Sorry if you know this already, best of luck
cheers
Martin
On Mar 8, 4:10 pm, dschect...@xxxxxxxxx wrote:
On Mar 7, 6:01 pm, "ck" <chandankuma...@xxxxxxxxx> wrote:
On Mar 8, 2:44 am, dschect...@xxxxxxxxx wrote:
I am trying to setup a test for internationalizingJSPpages in
Japanese. I have some sample strings that I converted in resource
files which I ran through native to ascii.
When I run the pages, I do not see any Japanese characters. On the
screen I only see question marks. I tried hardcoding the unicode
encoded strings. I still get question marks.
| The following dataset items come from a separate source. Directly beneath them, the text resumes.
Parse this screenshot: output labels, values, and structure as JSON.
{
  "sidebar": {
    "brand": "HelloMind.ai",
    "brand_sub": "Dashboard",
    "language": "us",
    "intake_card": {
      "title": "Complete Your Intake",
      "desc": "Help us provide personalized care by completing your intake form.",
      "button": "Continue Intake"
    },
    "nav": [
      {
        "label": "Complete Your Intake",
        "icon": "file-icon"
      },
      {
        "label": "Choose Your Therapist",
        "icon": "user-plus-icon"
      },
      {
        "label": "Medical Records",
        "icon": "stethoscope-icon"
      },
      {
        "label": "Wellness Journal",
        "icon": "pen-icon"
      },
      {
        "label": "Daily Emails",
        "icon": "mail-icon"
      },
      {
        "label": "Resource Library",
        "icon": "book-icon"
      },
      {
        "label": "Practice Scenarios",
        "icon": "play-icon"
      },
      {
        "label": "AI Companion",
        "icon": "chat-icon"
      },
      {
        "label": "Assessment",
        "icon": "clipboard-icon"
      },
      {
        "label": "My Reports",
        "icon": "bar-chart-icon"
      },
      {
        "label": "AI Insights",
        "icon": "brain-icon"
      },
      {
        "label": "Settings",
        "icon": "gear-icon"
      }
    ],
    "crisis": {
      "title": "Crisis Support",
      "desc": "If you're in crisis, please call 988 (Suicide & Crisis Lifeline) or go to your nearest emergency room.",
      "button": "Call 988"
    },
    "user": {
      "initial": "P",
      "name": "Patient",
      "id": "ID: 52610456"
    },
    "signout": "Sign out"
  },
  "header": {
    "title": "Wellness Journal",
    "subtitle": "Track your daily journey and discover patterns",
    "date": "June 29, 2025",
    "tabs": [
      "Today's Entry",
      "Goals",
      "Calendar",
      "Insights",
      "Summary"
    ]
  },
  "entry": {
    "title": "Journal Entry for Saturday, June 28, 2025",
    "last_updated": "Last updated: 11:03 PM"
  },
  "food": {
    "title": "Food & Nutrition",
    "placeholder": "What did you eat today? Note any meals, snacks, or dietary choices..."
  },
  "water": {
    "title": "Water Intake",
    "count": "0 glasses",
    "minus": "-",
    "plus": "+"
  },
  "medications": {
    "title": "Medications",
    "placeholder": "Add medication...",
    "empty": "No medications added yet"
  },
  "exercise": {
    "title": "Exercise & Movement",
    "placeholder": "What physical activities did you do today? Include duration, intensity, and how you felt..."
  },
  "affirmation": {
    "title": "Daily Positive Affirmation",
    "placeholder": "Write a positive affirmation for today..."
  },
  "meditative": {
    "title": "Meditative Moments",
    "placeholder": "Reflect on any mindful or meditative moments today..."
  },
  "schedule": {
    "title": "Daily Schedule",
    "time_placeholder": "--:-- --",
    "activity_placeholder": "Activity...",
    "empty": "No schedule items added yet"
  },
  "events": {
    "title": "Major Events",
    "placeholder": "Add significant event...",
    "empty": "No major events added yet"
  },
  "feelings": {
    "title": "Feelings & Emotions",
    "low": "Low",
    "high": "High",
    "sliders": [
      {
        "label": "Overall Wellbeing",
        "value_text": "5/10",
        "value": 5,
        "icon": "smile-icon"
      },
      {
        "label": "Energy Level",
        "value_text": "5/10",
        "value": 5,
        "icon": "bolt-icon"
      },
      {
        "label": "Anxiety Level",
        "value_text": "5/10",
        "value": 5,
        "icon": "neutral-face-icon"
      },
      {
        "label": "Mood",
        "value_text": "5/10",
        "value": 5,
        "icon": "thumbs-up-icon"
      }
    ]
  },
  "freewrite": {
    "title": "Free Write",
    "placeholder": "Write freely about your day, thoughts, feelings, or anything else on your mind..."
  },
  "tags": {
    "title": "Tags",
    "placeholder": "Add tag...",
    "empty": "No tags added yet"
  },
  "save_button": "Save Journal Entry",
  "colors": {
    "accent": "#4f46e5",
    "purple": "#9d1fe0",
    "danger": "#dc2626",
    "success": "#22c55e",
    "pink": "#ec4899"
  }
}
What am I missing.
The application is running on iplanet app server 6.5 and iplanet web
server 6.0.
Java(TM) 2 Runtime Environment, Standard Edition (build 1.3.1_04-b02)
Java HotSpot(TM) Client VM (build 1.3.1_04-b02, mixed mode)
Thanks for your input.
David
Here is the output
This is a test for Japanese: ??? ? ???
Here is theJSPsource.
<%@ page import="java.util.ResourceBundle" %>
<html>
<head>
<meta http-equiv="Content-Type" content="text/html;charset=UTF-8">
</head>
<body>
This is a test for Japanese:
<%
ResourceBundle res = ResourceBundle.getBundle("MyResource");
%>
<%=res.getString("teststring"); %>
<%
tmp="\u6708"; //unicode encoded
%>
<%=tmp%>
<%
tmp="十二月";
%>
<%=tmp%>
</body>
</html>
save the resource file as utf8 format. If you save it as ascii char
set you would get question marks.
--
Ckhttp://www.gfour.net-Hide quoted text -
- Show quoted text -
The native resource file is saved as UTF 8. When I run native2ascii I
specify utf-8 encodiing. The ASCII equivaluents whether from the
compiled resource file or pasted into the JSP appear as question
marks.
David
.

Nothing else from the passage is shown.